26
Mayıs
2024
Pazar
ANASAYFA

Çarmıh Ortalığı Karıştırdı!..

Ne tuhaf bir dünyada yaşıyoruz; içeride veya dışarıda biri bir laf ediyor, ortalık ayağa kalkıyor. Gündem değişiyor, sanki bütün sıkıntılar, sorunlar bir kalemde silinip ortadan kalkmış görünüyor. Varsa yoksa söylenen söz… Çoğu kez öküzün altında buzağı aranıyor. Bunu neden söyledi, acaba altında neler yatıyor diye memlekette ne kadar aydın, yarı aydın ve ulema(!) varsa peş peşe ortaya çıkıyor, ahkâm kesiyor. Kuşkusuz, bu arada da asıl gündem de kaynayıp gidiyor, dikkatler başka yöne çekiliyor…

Bir konuda birilerine taviz vermeye kalkarsan, taviz tavizi doğurur ve daha yenileri istenir… Ne olduğu tam netlik kazanmayan, aynen açılım da olduğu gibi… Böyle olunca da ortaya çıkan başkaları, bunlar nasıl olsa taviz vermeye başladı, biz de isteriz derler…

Nitekim de aynen böyle oldu. Bu kez ortaya Fener Rum Patriği Bartholomeos çıktı. ABD, CBS TV’deki ünlü “60 Dakika” programına katılarak, söyledikleri gündemi başka yöne çekmeye yetti de arttı bile… Patrik Türkiye’den şikâyet ederken de isteklerini peş peşe sıraladı.

Bakın Patrik, CBS TV’de neler demiş: “Başbakanı ve birçok bakanı ziyaret ettim, sorunlarımızı anlattım, yardım istedim. Ancak laik olmakla övünen Türk Hükümeti’nden hiçbir yardım gelmedi. Buna rağmen ayakta kalmakta kararlıyız. Türkiye’de azınlık olmak suç değil. Ancak ikinci sınıf vatandaş muamelesi yapılıyor. Burası Kudüs’ün devamı… Ancak zaman zaman çarmıha gerilsek de burada kalmayı tercih ediyoruz.”

Patriğin bu sözleri basınımıza yansıdığında, toplumun belirli bir kesiminden haklı bir infialle karşılandı. Bunun üzerine Fener Rum Patrikhanesi basın sözcüsü Peder Dositeos Anognostopulos, Patrik adına yalnızca çarmıh ile ilgili açıklama yapma zorunluluğunu duydu:

Patriğin söylediği çarmıha gerilme sözünün (Me stavronis) bir deyim olduğunu, Rumcada günlük hayatta kullandıklarını, ızdırap çekiyorum, kahroluyorum anlamına geldiğini söyledi.
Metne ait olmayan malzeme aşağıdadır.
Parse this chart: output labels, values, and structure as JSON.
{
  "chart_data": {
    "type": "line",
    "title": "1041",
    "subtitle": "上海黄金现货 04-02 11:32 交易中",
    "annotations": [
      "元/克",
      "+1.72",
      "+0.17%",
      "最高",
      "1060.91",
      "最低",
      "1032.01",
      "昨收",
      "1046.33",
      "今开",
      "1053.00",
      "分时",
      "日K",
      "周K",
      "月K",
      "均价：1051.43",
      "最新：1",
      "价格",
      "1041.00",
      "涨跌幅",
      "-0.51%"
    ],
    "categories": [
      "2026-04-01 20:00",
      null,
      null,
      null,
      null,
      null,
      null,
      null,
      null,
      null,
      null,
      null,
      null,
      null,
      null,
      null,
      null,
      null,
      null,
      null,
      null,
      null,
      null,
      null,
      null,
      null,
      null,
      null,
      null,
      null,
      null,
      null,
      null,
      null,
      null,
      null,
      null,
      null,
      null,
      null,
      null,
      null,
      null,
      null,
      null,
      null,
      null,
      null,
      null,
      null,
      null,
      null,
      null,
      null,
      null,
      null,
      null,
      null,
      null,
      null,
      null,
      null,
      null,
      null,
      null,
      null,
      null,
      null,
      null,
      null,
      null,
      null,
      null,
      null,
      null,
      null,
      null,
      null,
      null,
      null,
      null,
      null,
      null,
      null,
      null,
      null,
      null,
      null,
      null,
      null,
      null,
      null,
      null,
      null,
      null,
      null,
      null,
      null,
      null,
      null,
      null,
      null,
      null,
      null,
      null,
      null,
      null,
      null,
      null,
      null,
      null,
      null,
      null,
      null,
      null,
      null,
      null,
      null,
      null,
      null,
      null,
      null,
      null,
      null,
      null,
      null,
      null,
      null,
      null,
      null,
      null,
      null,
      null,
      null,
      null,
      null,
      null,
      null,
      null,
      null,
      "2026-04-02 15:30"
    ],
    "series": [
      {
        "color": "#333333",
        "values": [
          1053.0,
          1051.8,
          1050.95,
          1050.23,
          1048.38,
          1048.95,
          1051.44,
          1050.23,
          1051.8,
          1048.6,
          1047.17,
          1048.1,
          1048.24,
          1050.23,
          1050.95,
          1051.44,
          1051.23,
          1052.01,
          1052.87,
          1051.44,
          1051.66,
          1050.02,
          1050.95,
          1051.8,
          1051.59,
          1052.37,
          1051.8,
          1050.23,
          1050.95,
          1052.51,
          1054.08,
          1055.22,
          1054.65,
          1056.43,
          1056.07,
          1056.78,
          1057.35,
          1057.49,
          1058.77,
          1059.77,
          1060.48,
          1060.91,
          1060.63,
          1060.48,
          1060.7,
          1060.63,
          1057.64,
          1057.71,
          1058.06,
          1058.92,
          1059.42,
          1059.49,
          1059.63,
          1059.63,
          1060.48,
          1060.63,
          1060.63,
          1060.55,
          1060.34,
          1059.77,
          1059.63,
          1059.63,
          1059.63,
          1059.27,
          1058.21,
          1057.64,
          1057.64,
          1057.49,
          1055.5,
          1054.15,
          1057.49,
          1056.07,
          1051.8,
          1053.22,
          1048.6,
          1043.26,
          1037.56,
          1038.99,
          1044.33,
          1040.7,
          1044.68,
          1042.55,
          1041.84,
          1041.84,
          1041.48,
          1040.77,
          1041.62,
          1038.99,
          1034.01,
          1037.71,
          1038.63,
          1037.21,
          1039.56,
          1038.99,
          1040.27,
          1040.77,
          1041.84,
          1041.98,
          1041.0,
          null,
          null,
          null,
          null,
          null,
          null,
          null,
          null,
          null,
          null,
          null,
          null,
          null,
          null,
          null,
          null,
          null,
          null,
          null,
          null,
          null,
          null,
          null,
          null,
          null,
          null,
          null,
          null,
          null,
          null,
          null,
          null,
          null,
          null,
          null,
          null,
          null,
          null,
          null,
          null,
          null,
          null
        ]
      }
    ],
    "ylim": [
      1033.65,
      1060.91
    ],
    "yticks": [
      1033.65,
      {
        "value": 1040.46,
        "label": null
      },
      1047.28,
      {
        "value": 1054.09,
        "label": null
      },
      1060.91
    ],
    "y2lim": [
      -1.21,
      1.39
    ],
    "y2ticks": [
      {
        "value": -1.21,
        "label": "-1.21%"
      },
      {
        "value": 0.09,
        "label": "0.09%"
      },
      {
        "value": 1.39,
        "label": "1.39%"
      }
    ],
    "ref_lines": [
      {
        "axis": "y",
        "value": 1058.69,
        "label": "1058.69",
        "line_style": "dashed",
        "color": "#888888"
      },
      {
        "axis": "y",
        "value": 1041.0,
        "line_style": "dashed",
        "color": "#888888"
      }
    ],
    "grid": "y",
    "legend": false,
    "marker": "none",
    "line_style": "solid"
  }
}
Patrikhanenin açıklamasında da belirtildiği gibi çarmıha gerilmek mutlaka çarmıha çivilenmek anlamına gelmemektedir. Sıkıntıya düşen Hıristiyanların kullandıkları bir deyimdir.

Patrik’in söylediği hangi anlama gelmektedir? Türkiye’de rahat değiliz mi, bize eziyet ediyorlar mı, yoksa bazı sıkıntılarımız mı var demek istiyor. Asıl sorun da buradan kaynaklanıyor…

Sözümüze çarmıh ile başladık, kısaca çarmıhı açıkladıktan sonra yeniden konumuza dönelim…

Sözlüklerin tanımladığına göre çarmıha gerilecek kişi kollarını yere parelel açılmış, bacakları dik ve ayak bileklerinin üst üste gelecek şekilde doksan derecelik açıyla direklere çivilenme şeklidir. Çarmıh dört çivi anlamına gelen Farsça bir tertiptir. Biri yatay diğeri dikey iki direğin oluşturduğu haç şeklidir.

Hıristiyanlığın önemli konularından biri olan çarmıha gerilme olayı Eski Ahit ile Yeni Ahit arasında her zaman tartışma konusu olmuştur. Dinler tarihine göre Hz. İsa’nın 32 yılında, Yahuda’nın da Roma valisi Pontius Pilatus’en emriyle çarmıha gerildiği yazılıdır. Roma’da ele geçen belgelerde, çarmıha gerilenlerin listesi tutulmuştur. İçlerinde İsa isimli biri vardır ama bu kişi hırsızlık suçundan ötürü cezalandırılmıştır. Kısacası Hz. İsa ile bağlantısı yoktur. Nedense Romalıların bu belgeleri bilimsel kişiler dışında topluma açıklanmamaktadır.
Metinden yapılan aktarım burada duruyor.